My First Big Wine, the Wine You Don’t Forget!

When I started my journey in London, I was a Commis Sommelier at Claridge’s,
a five-star luxury hotel in Mayfair. There were just two of us working with Wine,
and from time to time, I would have to handle the wine list to take wine orders.

During the first few months of my new job, I focused on increasing my
knowledge so I could feel ready to take wine orders and answer guests’
questions, which always seemed to be never enough. I struggled with my
English and learning how to communicate effectively, but the WSET helped
with that. Level 2 enriched my vocabulary and gave me more confidence.

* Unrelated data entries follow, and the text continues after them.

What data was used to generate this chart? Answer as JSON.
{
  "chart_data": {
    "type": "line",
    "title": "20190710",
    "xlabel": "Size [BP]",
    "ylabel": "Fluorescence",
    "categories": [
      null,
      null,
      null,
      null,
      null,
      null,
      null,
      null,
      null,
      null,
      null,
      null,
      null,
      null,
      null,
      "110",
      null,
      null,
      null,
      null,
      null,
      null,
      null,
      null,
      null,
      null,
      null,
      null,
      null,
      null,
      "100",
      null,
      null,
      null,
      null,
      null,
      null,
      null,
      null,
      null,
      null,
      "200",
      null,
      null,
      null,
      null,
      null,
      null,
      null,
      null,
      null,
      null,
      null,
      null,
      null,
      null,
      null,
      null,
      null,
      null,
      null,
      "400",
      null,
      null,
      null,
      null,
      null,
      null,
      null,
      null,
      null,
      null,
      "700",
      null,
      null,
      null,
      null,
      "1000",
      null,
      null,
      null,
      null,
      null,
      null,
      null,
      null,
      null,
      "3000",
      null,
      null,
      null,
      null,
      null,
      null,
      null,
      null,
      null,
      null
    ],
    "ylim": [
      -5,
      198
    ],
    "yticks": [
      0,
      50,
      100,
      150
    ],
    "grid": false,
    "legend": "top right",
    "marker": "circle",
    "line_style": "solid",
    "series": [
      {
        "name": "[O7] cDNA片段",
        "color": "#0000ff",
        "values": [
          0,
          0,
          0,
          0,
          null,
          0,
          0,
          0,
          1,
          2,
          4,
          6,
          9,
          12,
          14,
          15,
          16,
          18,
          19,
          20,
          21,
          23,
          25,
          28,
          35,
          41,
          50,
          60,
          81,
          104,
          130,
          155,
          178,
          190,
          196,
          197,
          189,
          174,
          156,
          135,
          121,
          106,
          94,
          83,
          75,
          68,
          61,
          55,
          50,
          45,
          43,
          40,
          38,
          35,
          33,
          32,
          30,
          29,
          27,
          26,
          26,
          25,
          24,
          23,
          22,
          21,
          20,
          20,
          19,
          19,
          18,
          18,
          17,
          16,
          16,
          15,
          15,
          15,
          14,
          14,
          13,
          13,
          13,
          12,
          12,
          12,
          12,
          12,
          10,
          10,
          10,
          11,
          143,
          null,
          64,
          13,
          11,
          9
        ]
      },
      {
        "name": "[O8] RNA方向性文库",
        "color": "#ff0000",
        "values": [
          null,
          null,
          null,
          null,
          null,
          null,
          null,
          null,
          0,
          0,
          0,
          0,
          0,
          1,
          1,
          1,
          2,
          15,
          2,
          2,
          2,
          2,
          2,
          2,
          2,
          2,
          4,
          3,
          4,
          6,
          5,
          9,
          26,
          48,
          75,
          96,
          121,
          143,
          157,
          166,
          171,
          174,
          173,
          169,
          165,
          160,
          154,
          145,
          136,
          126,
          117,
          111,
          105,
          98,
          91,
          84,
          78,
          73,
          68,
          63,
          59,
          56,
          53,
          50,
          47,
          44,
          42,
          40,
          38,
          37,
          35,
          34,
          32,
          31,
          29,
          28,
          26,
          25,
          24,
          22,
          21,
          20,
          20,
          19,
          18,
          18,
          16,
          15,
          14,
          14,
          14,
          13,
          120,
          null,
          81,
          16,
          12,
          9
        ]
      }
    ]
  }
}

However, no wine course can prepare you for opening your first Premier Grand
Cru Classé. It was one of those services where I was in charge of everything
from the mise en place to taking orders, and a guest asked me to open a bottle
of such prestige.Before that moment, I had only read about the wine in Hugh
Johnson e Jancis Robinson’s Atlas of Wine, but even then, I didn’t feel
knowledgeable enough. Still, I opened the bottle, carefully, with a smooth
motion, taking a generous sip to taste it.

I started to talk about the history of Margaux, the position of the Château, the
blend of the wine, but all my knowledge became truly powerful in the moment I
could connect the taste to the story behind the wine.

Tasting and connecting knowledge to flavor is essential. Theory doesn’t make
you a good Sommelier. It was a bottle of Château Margaux 2005, and I will
never forget it.

Thank you for reading, and don’t forget to Wine your mind!